The mouse kept very still, hoping the cat wouldn't see it.
Everyone was asleep and the whole house was still.
The lake was still with not even a ripple on its surface.
The horse was nervous, but the rider stilled him with a gentle pat on the neck.
John's reassurances stilled Ian's fears.
The still of the afternoon was broken by a loud bang.

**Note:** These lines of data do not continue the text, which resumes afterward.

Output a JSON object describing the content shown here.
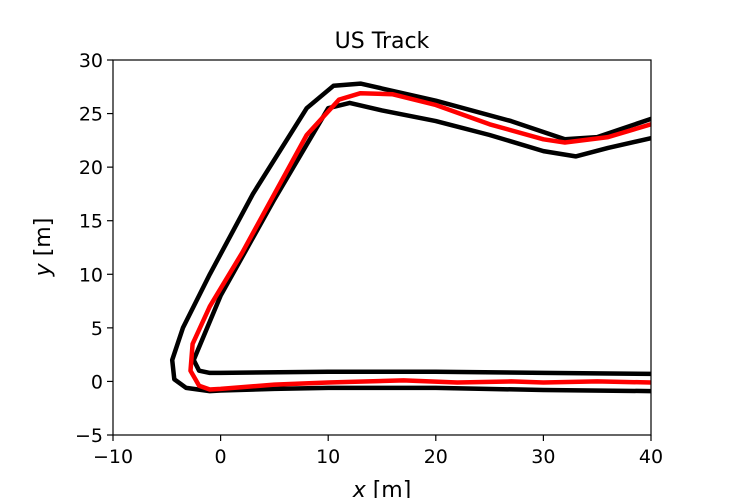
{
  "chart_data": {
    "type": "line",
    "title": "US Track",
    "xlabel_var": "x",
    "xlabel_unit": " [m]",
    "ylabel_var": "y",
    "ylabel_unit": " [m]",
    "xlim": [
      -10,
      40
    ],
    "ylim": [
      -5,
      30
    ],
    "xticks": [
      -10,
      0,
      10,
      20,
      30,
      40
    ],
    "yticks": [
      -5,
      0,
      5,
      10,
      15,
      20,
      25,
      30
    ],
    "grid": false,
    "series": [
      {
        "color": "#000000",
        "x": [
          40,
          35,
          32,
          27,
          20,
          13,
          10.5,
          8,
          3,
          -1,
          -3.5,
          -4.5,
          -4.3,
          -3.2,
          -1,
          0,
          5,
          10,
          20,
          30,
          40
        ],
        "y": [
          24.5,
          22.8,
          22.6,
          24.3,
          26.2,
          27.8,
          27.6,
          25.5,
          17.5,
          10.0,
          5.0,
          2.0,
          0.2,
          -0.6,
          -0.9,
          -0.85,
          -0.7,
          -0.6,
          -0.6,
          -0.8,
          -0.9
        ]
      },
      {
        "color": "#000000",
        "x": [
          40,
          36,
          33,
          30,
          25,
          20,
          15,
          12,
          10,
          5,
          0,
          -2.5,
          -2.0,
          -1,
          0,
          10,
          20,
          30,
          40
        ],
        "y": [
          22.7,
          21.8,
          21.0,
          21.5,
          23.0,
          24.3,
          25.3,
          26.0,
          25.5,
          17.0,
          8.0,
          2.0,
          1.0,
          0.8,
          0.8,
          0.9,
          0.9,
          0.8,
          0.7
        ]
      },
      {
        "color": "#ff0000",
        "x": [
          40,
          36,
          32,
          30,
          25,
          20,
          16,
          13,
          11,
          8,
          5,
          2,
          -1,
          -2.6,
          -2.8,
          -2,
          -1,
          0,
          5,
          10,
          17,
          22,
          27,
          30,
          35,
          40
        ],
        "y": [
          24.0,
          22.8,
          22.3,
          22.6,
          24.0,
          25.8,
          26.8,
          26.9,
          26.3,
          23.0,
          17.5,
          12.0,
          7.0,
          3.5,
          1.0,
          -0.4,
          -0.75,
          -0.7,
          -0.3,
          -0.1,
          0.1,
          -0.1,
          0.0,
          -0.1,
          0.0,
          -0.1
        ]
      }
    ]
  }
}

It's 10 PM and I'm still working!
This government has achieved many things, but we must still do more.

 

Words often used with still
 
But still is a common expression that means even so and it is used when there is a contradiction. This can be used in the middle of the sentence or is sometimes used on its own. For example, "I love my husband, but still, I'm worried about my marriage." When used on its own, but still implies that there are still concerns, despite the previous sentence. So for this example, we could also say, "I love my husband. But still…." If you hear this, you can assume the speaker is worried about her husband, even though she doesn't say it explicitly.
 
Additional information
 
Still is also a conjunction that means 'but yet' or 'nevertheless.' Example: "With twenty minutes to go, the team knew they had lost the game; still they kept on playing to the end."
 
Did you know?
 
Still water is not carbonated. In the US and UK, this is what people drink most of the time, and if you ask for water, everyone will assume that you want still water. The opposite is sparkling water. Though it is very normal to drink sparkling water in many countries, in the US, many people are not used to drinking it and fewer people like it there than in Europe.
 
Other forms
 
stillness (noun)
 
Origin
 
Still dates back to before the year 900. The adjective and adverb were used in Middle English, still(e), and before then in Old English, stille. Its use as a noun first appeared in Middle English around the year 1200, meaning 'a calm,' and came from the adjective. Its meaning expanded to quietness around the year 1600. Of course, the meaning of 'a photograph' appeared much later, in 1916, after the invention of film made a distinction necessary in some cases. The verb probably also came from the adjective, but has been around just as long. The Old English stillan gave way to the Middle English styllen, leaving us with the version we use today. It is related to the German adjective still and verb stillen, as well as the Dutch adjective and adverb stil and verb stillen.